The position vector r of a particle moving in an xy plane is given by [r = (6t^3-3t)i + (4-1t^4)j] with r in meters and t in seconds. What is the angle between the positive direction of the x axis and a line tangent to the particle's path at t = 3 s? Give your answer in the range of (-180 degrees; 180 degrees].
To find the angle between the positive x-axis and the line tangent to the particle's path at a specific value of t, we need to calculate the vector tangent to the path at that moment and then find the angle between that vector and the positive x-axis.
Let's first calculate the tangent vector by finding the derivative of the position vector with respect to time (t).
Given: r = (6t^3 - 3t)i + (4 - t^4)j
Taking the derivative of r with respect to t, we get:
r' = d/dt[(6t^3 - 3t)i + (4 - t^4)j]
r' = (18t^2 - 3)i - (4t^3)j
Substituting t = 3 into r', we get:
r'(3) = (18(3)^2 - 3)i - (4(3)^3)j
= (162 - 3)i - (108)j
= 159i - 108j
Now, we have the tangent vector.

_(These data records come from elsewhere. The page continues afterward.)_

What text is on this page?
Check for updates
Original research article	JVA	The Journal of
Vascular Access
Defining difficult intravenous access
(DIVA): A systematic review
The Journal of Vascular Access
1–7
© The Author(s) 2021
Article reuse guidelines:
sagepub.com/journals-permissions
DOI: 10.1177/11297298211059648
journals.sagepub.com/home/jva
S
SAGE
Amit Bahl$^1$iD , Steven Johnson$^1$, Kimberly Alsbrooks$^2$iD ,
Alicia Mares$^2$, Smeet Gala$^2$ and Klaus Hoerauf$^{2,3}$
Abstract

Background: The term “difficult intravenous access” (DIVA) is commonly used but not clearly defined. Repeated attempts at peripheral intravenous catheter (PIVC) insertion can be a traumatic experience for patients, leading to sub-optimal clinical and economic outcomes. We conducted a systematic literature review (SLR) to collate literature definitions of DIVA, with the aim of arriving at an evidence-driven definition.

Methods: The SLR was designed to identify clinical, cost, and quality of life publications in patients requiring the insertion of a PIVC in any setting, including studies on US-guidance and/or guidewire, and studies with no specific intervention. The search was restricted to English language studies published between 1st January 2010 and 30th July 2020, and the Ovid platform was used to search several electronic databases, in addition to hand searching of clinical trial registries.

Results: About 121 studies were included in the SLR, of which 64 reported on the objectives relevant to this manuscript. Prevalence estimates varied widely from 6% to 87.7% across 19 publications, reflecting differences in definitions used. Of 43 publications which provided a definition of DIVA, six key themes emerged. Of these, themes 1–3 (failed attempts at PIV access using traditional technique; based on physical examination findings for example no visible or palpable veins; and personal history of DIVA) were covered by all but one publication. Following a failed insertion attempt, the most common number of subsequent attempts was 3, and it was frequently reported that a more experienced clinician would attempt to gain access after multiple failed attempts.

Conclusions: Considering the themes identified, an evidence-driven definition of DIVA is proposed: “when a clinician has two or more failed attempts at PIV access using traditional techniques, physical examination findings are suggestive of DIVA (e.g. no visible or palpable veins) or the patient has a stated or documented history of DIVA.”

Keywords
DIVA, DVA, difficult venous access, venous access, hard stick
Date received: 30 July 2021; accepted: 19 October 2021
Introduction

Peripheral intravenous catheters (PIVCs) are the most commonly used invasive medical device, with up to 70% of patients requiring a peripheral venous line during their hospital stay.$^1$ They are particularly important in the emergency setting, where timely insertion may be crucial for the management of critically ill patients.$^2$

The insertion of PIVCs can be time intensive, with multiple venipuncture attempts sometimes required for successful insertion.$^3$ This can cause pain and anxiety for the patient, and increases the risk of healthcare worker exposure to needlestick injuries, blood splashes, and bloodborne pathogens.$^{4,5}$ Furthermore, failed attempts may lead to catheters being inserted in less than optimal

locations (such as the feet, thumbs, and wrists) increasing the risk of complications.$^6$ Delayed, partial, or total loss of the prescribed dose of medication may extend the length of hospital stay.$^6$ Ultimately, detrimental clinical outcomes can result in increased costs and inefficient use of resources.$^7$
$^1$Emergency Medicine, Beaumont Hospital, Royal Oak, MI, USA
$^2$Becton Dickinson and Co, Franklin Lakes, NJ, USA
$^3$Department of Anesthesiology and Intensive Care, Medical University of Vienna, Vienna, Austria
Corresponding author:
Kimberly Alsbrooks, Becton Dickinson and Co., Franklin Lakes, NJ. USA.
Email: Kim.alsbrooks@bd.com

To find the angle between this vector and the positive x-axis, we can use the dot product and the arctangent function.
The dot product of two vectors A = (A1, A2) and B = (B1, B2) is given by:
A · B = A1B1 + A2B2
Let A = (x1, y1) be the unit vector in the positive x-direction (1, 0), and B = (159, -108) be the tangent vector we calculated above.
A · B = (1)(159) + (0)(-108)
= 159
The magnitude of A is given by ||A|| = sqrt(A1^2 + A2^2) = sqrt(1^2 + 0^2) = 1.
The magnitude of B is given by ||B|| = sqrt(159^2 + (-108)^2) = sqrt(25281 + 11664) = sqrt(36945) = 192.202
Using the dot product formula and the magnitudes of A and B:
cos(theta) = (A · B) / (||A|| * ||B||)
= 159 / (1 * 192.202)
= 0.826
To find the angle theta, we can take the arccosine (inverse cosine) of the value obtained:
theta = arccos(0.826)
≈ 33.815 degrees
Since the angle of rotation is measured counterclockwise, the angle between the positive x-axis and the tangent line is approximately 33.815 degrees in the range (-180 degrees, 180 degrees].